Faced with surging prices, the Georgia General Assembly fast-tracked a bill with bipartisan support to suspend the state’s gas tax temporarily, which in theory could save Georgians 29 cents per gallon.
Just days ago, the measure made it to Gov. Brian Kemp who signed it into law. While this promises to provide some relief to weary Georgians, it will not fix the broader issues that have led to mounting inflation.
That would require the federal government to foster competition, reduce regulatory barriers and spend taxpayer money responsibly. Unfortunately, federal officials’ responses to inflation and many pundits’ hot takes are tone-deaf and unhelpful—including urging Americans to buy more expensive electric cars and forgo medical care for sick and dying pets. This highlights the need for officials—both Republican and Democrat—and experts to take inflation more seriously.
Last I checked, the United States’ inflation rate stood at 7.9 percent, which is the highest in some 40 years, but this didn’t happen overnight. The signs were all there as inflation ticked ever higher, but the White House’s reactions and spin have been mind-boggling.
In early 2021, White House officials first dismissed the risk of inflation, but it didn’t take long before they couldn’t ignore mounting prices. A few months later, they claimed it was a good sign. By July 2021, it was obvious that it wasn’t so good for consumers after all. So, the White House urged Americans not to worry because it was allegedly only transitory inflation. Spoiler alert, it wasn’t.
Last year, officials blamed increased demand, labor shortages and supply chain issues for rising prices. In December 2021, White House Press Secretary Jen Psaki assigned partial responsibility for inflation on greedy companies. Starting a month or so ago, many officials began to say surging prices were Russian President Vladimir Putin’s fault.

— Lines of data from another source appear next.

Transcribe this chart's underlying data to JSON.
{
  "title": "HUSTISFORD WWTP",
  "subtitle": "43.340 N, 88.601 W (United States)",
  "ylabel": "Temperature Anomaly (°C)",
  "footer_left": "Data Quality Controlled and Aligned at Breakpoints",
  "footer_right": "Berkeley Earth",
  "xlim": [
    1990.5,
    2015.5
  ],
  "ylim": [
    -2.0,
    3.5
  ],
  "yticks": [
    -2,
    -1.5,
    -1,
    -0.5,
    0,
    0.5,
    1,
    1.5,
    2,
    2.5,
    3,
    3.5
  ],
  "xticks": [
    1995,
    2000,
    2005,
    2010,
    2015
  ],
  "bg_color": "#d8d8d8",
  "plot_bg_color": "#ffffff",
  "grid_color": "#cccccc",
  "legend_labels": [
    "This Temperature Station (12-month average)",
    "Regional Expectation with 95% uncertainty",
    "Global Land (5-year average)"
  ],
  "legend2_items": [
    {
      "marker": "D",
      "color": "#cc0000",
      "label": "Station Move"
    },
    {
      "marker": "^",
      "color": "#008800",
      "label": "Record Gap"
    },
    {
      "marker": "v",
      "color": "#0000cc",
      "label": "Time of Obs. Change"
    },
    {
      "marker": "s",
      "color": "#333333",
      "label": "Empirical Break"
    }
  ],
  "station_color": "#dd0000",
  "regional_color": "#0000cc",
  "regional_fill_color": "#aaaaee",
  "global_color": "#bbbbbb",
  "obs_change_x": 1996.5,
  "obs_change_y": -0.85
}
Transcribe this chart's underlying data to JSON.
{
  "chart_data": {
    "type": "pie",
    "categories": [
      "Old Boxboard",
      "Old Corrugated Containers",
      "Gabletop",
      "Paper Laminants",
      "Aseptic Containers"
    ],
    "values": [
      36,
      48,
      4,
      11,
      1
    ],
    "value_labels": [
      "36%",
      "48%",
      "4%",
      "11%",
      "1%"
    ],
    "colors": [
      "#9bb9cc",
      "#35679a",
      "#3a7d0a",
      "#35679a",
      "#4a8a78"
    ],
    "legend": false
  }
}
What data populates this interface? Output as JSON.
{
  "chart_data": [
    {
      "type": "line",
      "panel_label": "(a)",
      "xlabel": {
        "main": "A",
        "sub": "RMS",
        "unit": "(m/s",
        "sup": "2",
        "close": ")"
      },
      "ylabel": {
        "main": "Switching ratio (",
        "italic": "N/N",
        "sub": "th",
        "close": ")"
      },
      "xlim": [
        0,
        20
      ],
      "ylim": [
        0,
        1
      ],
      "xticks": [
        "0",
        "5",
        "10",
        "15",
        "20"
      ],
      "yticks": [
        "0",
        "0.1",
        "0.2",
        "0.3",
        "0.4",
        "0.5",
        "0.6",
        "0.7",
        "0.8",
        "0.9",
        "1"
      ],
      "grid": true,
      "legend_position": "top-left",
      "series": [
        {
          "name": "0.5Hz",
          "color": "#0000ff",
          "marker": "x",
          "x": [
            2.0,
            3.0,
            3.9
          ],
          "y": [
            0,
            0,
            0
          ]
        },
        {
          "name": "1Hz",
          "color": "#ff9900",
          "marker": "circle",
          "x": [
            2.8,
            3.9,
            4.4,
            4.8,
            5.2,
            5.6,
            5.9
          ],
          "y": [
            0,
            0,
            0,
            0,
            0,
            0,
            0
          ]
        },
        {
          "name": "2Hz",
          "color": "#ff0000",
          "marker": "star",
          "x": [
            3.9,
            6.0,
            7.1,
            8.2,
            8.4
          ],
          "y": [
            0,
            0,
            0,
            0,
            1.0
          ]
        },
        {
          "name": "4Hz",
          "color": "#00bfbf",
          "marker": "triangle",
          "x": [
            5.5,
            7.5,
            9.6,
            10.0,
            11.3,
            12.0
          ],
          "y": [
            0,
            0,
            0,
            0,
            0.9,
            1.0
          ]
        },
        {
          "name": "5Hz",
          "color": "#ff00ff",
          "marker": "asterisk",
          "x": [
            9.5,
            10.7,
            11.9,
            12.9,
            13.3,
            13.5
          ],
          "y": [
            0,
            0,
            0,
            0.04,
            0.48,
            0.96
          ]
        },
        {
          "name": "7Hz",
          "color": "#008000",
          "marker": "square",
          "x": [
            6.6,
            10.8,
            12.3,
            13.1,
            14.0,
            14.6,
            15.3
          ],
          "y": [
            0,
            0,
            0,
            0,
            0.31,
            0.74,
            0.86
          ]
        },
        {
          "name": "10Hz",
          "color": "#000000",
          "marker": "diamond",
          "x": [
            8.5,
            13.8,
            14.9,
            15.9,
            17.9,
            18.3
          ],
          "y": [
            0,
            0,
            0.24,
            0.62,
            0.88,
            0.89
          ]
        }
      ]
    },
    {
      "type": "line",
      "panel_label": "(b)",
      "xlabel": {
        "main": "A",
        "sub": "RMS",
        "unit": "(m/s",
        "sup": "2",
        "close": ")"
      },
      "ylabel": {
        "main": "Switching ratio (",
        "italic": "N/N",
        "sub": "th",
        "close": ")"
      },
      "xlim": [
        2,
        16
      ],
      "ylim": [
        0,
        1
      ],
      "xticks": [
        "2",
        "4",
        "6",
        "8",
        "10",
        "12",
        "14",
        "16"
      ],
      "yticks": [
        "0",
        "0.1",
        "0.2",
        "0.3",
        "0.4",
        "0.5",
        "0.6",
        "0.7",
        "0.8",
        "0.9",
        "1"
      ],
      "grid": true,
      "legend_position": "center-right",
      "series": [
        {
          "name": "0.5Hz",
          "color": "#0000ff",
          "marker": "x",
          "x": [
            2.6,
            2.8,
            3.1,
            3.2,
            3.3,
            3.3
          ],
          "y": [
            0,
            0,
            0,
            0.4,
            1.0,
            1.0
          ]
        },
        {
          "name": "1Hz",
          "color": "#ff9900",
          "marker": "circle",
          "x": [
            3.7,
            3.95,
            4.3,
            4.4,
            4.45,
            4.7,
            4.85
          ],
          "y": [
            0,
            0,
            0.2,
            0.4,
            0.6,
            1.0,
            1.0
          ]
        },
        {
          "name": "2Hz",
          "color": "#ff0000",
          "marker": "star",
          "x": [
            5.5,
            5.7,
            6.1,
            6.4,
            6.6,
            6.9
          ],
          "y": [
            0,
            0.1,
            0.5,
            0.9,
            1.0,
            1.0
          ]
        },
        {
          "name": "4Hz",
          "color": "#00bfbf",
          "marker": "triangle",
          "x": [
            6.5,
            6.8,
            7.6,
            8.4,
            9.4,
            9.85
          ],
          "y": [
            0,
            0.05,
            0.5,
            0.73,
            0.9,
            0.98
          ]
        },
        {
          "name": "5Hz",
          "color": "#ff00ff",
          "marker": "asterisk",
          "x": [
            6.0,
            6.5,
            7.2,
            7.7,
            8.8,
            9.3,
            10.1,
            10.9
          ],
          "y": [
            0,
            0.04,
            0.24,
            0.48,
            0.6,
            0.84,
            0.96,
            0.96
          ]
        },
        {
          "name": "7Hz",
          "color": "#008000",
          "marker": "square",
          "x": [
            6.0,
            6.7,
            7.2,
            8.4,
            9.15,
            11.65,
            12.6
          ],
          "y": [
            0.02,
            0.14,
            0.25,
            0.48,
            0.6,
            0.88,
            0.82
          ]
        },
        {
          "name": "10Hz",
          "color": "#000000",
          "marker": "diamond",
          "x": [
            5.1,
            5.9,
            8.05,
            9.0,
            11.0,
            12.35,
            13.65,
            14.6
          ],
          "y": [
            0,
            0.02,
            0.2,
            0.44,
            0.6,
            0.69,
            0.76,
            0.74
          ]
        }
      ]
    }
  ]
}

In fairness, the White House is not entirely wrong. Global markets and inflation are complex issues, and I have no doubt that supply chain interruptions, staffing shortages and increased demand have influenced consumer prices. Likewise, the conflict in Ukraine and the subsequent sanctions have riled oil markets, but there’s more to it than this.
As I’ve pointed out before, years of poorly conceived decisions stemming from both sides of the aisle in our nation’s capital have helped drive inflation. These include actions that are restricting competition, limiting the workforce and infusing the economy with trillions of dollars that the government doesn’t have.
Regardless of its cause, inflation—whether on gas, food or houses—is taking its toll on Americans, and if they are anything like me, they’re tiring of the White House’s changing excuses and ridiculous responses to it.
Transportation Secretary Pete Buttigieg suggested that Americans should buy electric cars so that the rising gas prices won’t impact them. His advice seems eerily reminiscent of Marie Antoinette’s who supposedly said “let them eat cake” in response to news of peasants running out of bread. The average price of an electric car is over $56,000. Families that struggle to afford $4.24 a gallon for gas—the national average—can’t afford such an investment. Buttigieg’s suggestion is even sillier considering that electric prices are soaring too.
Others have seemed to suggest that we should consider the perceived benefits of inflation or as one CNBC article was ridiculously titled before being abruptly changed: “The upside to inflation: rising wages.” Sure, some wages may rise during periods of inflation, but inflation devalues those very wages. Never mind that increased pay may not keep pace with the inflation rate. The CNBC title was roundly mocked on social media, including this gem: “Earthquake's silver lining: more construction jobs.”
Perhaps the most disturbing advice came from Bloomberg News. In a recent article, its author advised Americans struggling with rising prices to take some drastic measures, including: consider selling your car, eat lentils instead of meat, and if your pets have cancer, don’t give them chemotherapy. Sorry, Rover, but it looks like it is the end of the line.
I am pleased that Gov. Kemp and the Georgia General Assembly are taking inflation more seriously and have taken action by approving the temporary gas tax suspension, while still maintaining a balanced budget. However, I wish the feds and so-called experts would do more. Instead of spending time blaming others for inflation or giving us horrible advice for coping with it, how about working to curtail anti-competitive regulations, frivolous government spending and laws that hobble the workforce?
That would certainly be a start, but sadly D.C. has been curiously quiet on these topics.